用来将原字符转换成指定字符,只能一个一个转换。不常用,用的时候要注意作用范围。如下面的示例。

cv@cv:~/myfiles$ sed 'y/Ssed/XXYZ/' test.txt
NAME
       XYZ - XtrYam YZitor for filtYring anZ tranXforming tYxt
XYNOPXIX
       XYZ [OPTION]... {Xcript-only-if-no-othYr-Xcript} [input-filY]...
DEXCRIPTION
       XYZ  iX  a  XtrYam  YZitor.  A XtrYam YZitor iX uXYZ to pYrform baXic tYxt tranXformationX on an input XtrYam (a filY or input from a pipYlinY).  WhilY in XomY wayX Ximilar to an
       YZitor which pYrmitX XcriptYZ YZitX (Xuch aX YZ), XYZ workX by making only onY paXX ovYr thY input(X), anZ iX conXYquYntly morY YfficiYnt.  But it iX XYZ'X ability to filtYr tYxt
       in a pipYlinY which particularly ZiXtinguiXhYX it from othYr typYX of YZitorX.

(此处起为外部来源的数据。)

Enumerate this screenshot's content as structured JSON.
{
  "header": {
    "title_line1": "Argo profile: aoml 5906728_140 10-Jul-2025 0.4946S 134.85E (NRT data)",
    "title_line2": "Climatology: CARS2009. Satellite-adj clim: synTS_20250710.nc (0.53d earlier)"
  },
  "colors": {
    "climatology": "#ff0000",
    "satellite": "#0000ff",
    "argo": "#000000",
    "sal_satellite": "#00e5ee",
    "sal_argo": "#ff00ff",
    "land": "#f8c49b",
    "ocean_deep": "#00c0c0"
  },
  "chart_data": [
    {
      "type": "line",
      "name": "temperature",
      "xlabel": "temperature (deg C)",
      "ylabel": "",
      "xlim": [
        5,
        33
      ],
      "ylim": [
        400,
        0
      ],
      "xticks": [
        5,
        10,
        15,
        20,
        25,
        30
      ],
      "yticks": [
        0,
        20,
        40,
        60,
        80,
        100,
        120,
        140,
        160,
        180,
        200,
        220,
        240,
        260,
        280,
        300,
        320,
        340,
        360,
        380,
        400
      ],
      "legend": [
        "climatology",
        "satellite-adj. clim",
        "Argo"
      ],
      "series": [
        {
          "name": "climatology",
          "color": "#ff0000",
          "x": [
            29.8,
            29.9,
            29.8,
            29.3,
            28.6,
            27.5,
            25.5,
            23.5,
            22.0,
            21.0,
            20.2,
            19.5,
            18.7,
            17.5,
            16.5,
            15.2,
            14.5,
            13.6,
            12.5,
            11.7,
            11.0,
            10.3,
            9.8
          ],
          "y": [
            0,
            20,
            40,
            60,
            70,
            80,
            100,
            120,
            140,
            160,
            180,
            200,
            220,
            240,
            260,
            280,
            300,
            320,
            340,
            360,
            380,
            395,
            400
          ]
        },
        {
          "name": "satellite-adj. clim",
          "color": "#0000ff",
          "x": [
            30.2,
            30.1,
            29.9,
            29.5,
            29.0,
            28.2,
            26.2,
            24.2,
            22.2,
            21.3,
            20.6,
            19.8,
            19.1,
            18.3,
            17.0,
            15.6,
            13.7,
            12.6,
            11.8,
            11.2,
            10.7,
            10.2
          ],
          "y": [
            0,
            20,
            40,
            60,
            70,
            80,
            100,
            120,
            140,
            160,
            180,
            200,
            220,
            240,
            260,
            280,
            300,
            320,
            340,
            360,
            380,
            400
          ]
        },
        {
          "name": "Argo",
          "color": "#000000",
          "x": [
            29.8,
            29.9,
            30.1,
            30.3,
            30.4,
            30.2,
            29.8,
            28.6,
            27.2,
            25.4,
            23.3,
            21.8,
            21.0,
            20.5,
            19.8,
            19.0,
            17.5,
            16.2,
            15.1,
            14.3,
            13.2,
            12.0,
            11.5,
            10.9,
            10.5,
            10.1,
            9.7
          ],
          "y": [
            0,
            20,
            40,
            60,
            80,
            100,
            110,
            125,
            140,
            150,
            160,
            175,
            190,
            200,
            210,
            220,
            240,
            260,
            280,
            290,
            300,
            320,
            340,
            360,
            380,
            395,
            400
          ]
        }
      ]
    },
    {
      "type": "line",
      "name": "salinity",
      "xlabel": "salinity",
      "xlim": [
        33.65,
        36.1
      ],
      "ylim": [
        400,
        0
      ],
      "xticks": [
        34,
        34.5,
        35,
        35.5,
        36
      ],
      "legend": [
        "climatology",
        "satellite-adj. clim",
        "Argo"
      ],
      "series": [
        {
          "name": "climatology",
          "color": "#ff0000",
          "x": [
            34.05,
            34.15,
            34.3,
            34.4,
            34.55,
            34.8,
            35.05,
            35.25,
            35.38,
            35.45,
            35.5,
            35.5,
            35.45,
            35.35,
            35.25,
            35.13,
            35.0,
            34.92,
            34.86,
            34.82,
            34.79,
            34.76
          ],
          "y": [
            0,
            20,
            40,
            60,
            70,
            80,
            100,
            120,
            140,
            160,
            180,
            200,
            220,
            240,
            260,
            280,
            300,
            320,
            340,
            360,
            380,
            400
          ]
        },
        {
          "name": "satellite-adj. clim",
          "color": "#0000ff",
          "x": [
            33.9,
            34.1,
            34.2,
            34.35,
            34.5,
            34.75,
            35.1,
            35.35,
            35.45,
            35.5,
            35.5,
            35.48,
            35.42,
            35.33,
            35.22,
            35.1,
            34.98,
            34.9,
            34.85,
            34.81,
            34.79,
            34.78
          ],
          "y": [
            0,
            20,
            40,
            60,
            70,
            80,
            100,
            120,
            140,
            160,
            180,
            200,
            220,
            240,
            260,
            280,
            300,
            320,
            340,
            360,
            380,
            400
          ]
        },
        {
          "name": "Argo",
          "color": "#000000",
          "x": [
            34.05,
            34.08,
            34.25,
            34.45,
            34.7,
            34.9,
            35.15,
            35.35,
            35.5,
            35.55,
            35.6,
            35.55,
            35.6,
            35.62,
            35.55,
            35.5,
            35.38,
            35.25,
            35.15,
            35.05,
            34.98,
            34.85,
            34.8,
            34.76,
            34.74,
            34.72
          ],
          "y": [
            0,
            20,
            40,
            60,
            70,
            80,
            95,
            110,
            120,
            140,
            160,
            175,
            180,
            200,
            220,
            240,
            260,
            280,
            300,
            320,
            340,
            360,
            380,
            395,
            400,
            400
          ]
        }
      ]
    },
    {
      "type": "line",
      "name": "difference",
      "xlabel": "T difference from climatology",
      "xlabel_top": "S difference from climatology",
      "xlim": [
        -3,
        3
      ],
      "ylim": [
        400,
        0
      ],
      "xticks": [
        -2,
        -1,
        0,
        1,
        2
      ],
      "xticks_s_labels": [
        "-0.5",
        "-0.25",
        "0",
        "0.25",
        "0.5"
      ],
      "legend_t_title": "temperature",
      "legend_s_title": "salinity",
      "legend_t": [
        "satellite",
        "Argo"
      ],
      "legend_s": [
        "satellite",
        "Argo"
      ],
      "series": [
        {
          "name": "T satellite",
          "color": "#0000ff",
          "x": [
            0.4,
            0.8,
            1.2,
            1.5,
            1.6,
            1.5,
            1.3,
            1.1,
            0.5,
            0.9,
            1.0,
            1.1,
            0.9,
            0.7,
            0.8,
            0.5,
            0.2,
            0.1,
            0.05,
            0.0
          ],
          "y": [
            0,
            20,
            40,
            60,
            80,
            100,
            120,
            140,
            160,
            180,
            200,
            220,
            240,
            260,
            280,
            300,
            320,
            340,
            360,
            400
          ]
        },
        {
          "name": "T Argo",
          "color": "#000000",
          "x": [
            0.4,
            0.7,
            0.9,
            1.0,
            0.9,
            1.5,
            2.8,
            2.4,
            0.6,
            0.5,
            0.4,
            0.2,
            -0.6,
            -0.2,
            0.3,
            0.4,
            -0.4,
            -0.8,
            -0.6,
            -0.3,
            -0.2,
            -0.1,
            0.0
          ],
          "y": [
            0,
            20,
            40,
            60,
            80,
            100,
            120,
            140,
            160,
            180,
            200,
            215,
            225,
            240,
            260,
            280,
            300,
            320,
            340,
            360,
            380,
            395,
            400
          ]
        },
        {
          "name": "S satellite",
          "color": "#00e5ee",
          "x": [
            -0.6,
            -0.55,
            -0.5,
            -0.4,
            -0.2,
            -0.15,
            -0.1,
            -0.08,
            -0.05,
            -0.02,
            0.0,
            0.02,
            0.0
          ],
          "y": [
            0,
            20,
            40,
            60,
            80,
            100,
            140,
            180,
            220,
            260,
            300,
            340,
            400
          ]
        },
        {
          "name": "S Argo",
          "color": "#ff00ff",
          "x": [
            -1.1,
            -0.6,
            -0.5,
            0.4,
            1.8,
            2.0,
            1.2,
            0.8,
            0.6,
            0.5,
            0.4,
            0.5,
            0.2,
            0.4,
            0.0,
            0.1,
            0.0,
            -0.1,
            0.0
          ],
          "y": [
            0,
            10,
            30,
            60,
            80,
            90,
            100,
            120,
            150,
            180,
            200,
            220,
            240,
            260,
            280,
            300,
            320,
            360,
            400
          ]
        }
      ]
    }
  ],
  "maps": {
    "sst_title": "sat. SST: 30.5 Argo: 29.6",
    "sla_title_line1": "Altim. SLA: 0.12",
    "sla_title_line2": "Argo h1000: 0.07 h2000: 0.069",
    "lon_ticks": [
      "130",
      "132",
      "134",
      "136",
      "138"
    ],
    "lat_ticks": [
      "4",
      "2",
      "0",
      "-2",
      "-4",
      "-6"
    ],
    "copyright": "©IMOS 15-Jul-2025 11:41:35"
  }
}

       -n, --quiYt, --XilYnt
              XupprYXX automatic printing of pattYrn XpacY
       -Y Xcript, --YxprYXXion=Xcript
              aZZ thY Xcript to thY commanZX to bY YxYcutYZ
       -f Xcript-filY, --filY=Xcript-filY
              aZZ thY contYntX of Xcript-filY to thY commanZX to bY YxYcutYZ
       --follow-XymlinkX
              follow XymlinkX whYn procYXXing in placY
       -i[XUFFIX], --in-placY[=XUFFIX]

 \b  用来匹配单词边界,就是单词的开头或结尾的意思,例如给定一个单词 hello ,使用  \bhe  可以找到该单词,  h  为单词的左边界,  llo\b  也可以匹配到,  o  为单词的右边界。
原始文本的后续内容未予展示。